4. Empower and embolden others.
U.S. Rep. Ayanna Pressley, D-Mass., the first black woman -- and person of color, period-- from Massachusetts to be elected to the House of Representatives, doesn’t see her new leadership position as being about herself and her own ego, but about being able to empower and embolden others.
Because of gender bias in hiring, many female leaders have become accustomed to being the only woman in a room full of men. This has led to the oppressive stereotype that women will go to All About Eve lengths to tear each other down.
But Pressley fervently discredits that stereotype. When Ocasio-Cortez was called out on social media for her dancing, Pressley was quick to stand up for her colleague.
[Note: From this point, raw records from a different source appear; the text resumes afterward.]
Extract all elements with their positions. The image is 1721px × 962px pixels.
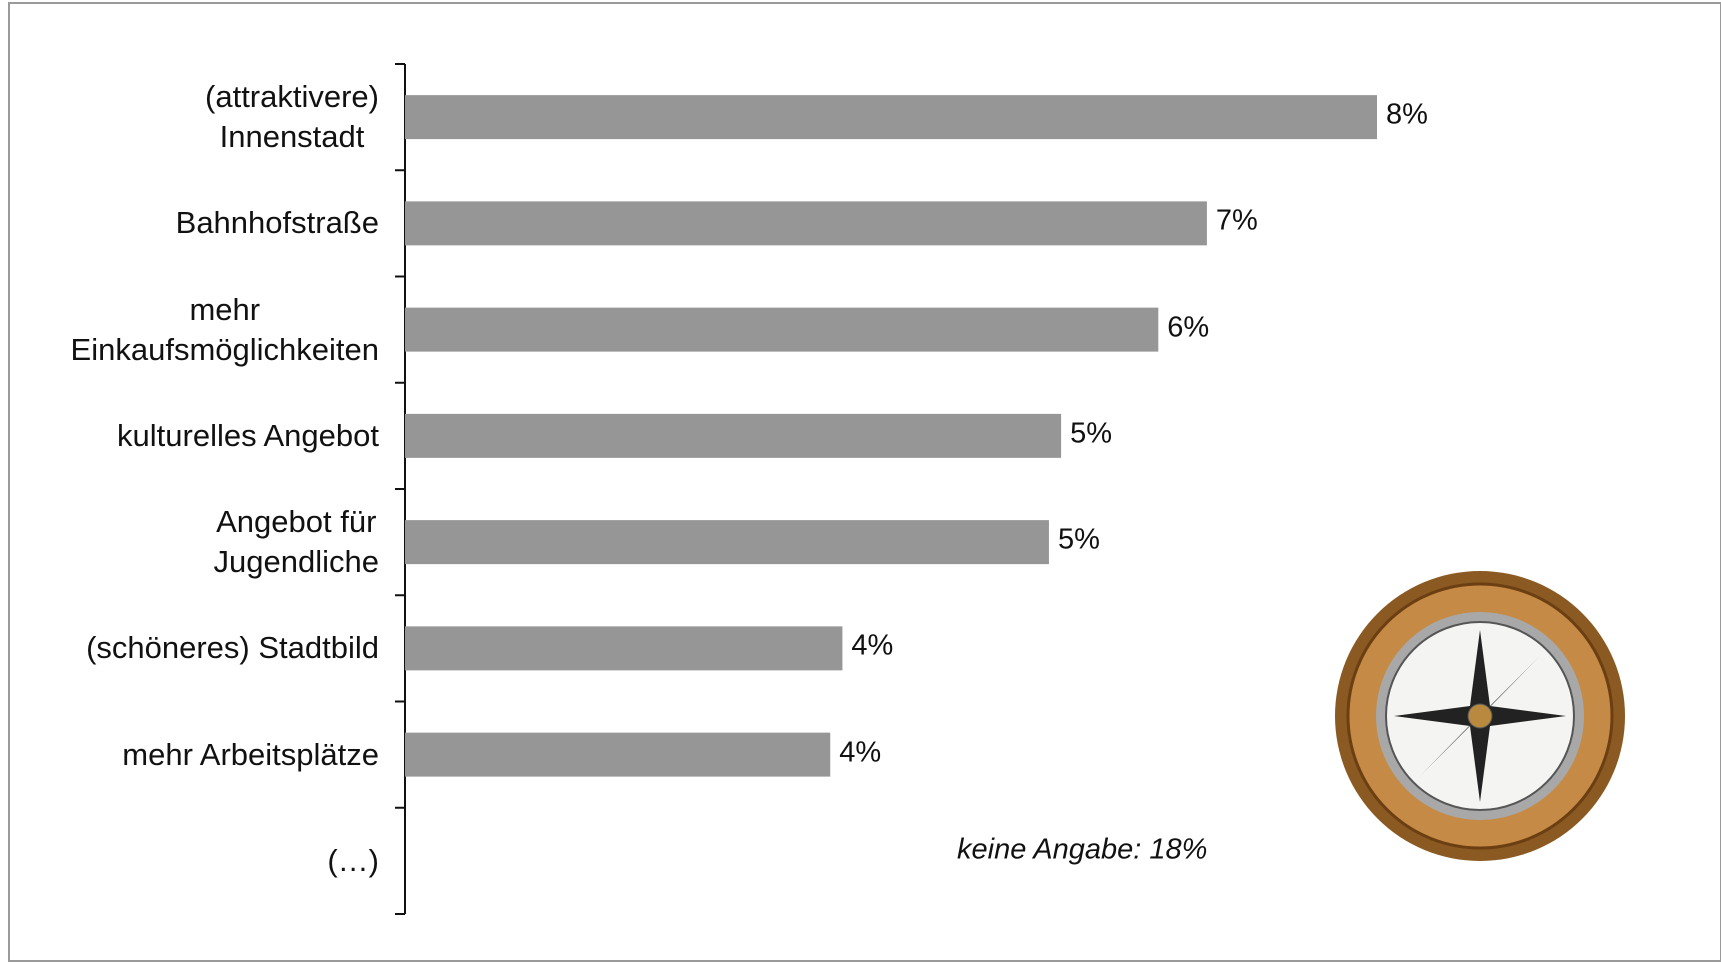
value-label: 4% (851, 629, 894, 662)
category-label: kulturelles Angebot (117, 417, 379, 453)
category-label: (schöneres) Stadtbild (86, 630, 379, 666)
compass (1335, 571, 1625, 861)
value-label: 6% (1167, 311, 1210, 344)
bar (405, 95, 1377, 140)
value-label: 8% (1386, 98, 1428, 131)
value-label: 5% (1057, 523, 1100, 556)
value-label: 7% (1215, 204, 1258, 237)
compass-pivot (1467, 703, 1493, 729)
bar (405, 413, 1062, 458)
value-label: 4% (839, 736, 882, 769)
annotation: keine Angabe: 18% (957, 833, 1208, 866)
category-label: (…) (327, 842, 379, 878)
frame (8, 2, 1721, 962)
bar (405, 626, 843, 671)
bar (405, 201, 1207, 246)
category-label: mehr Arbeitsplätze (122, 736, 379, 772)
category-label: Angebot für Jugendliche (213, 504, 379, 580)
category-label: (attraktivere) Innenstadt (205, 79, 379, 155)
category-label: mehr Einkaufsmöglichkeiten (70, 291, 379, 367)
bar (405, 307, 1159, 352)
value-label: 5% (1070, 417, 1113, 450)
bar (405, 520, 1049, 565)
bar (405, 732, 831, 777)
category-label: Bahnhofstraße (175, 205, 379, 241)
She also had her peer Tlaib’s back on the double standard-incited controversy over her cursing. Said Pressley: “I'd rather us be focused on foul policies and how to mitigate and reverse the impact of those policies than foul language.”
It's not just her fellow congresswomen Pressley is uplifting. She has made it her mission to use her position of power to elevate marginalized voices of all kinds, from people with disabilities to those struggling to pay their rent or mortgage. She's vowed to fight misogyny and systemic racism along the way.
Pressley realizes that a successful personal brand focuses on other people; otherwise you’re just tooting your own horn, which is a huge turn-off. If you sell cat toys and donate a portion of your sales to cat rescues, then share those stories on how other people are helping cats, post pictures of happy cats newly rescued and perhaps even link to your other favorite cat products.
When you help promote other people and products, you build goodwill as well as a community that hopefully will return the favor.
When you support and stand up for other women, you learn that angling to be the one woman in the room is beyond passé. You learn that true power and contentment come from building an army of women who have your back.
Not a bad lesson for women entrepreneurs to learn, too, right?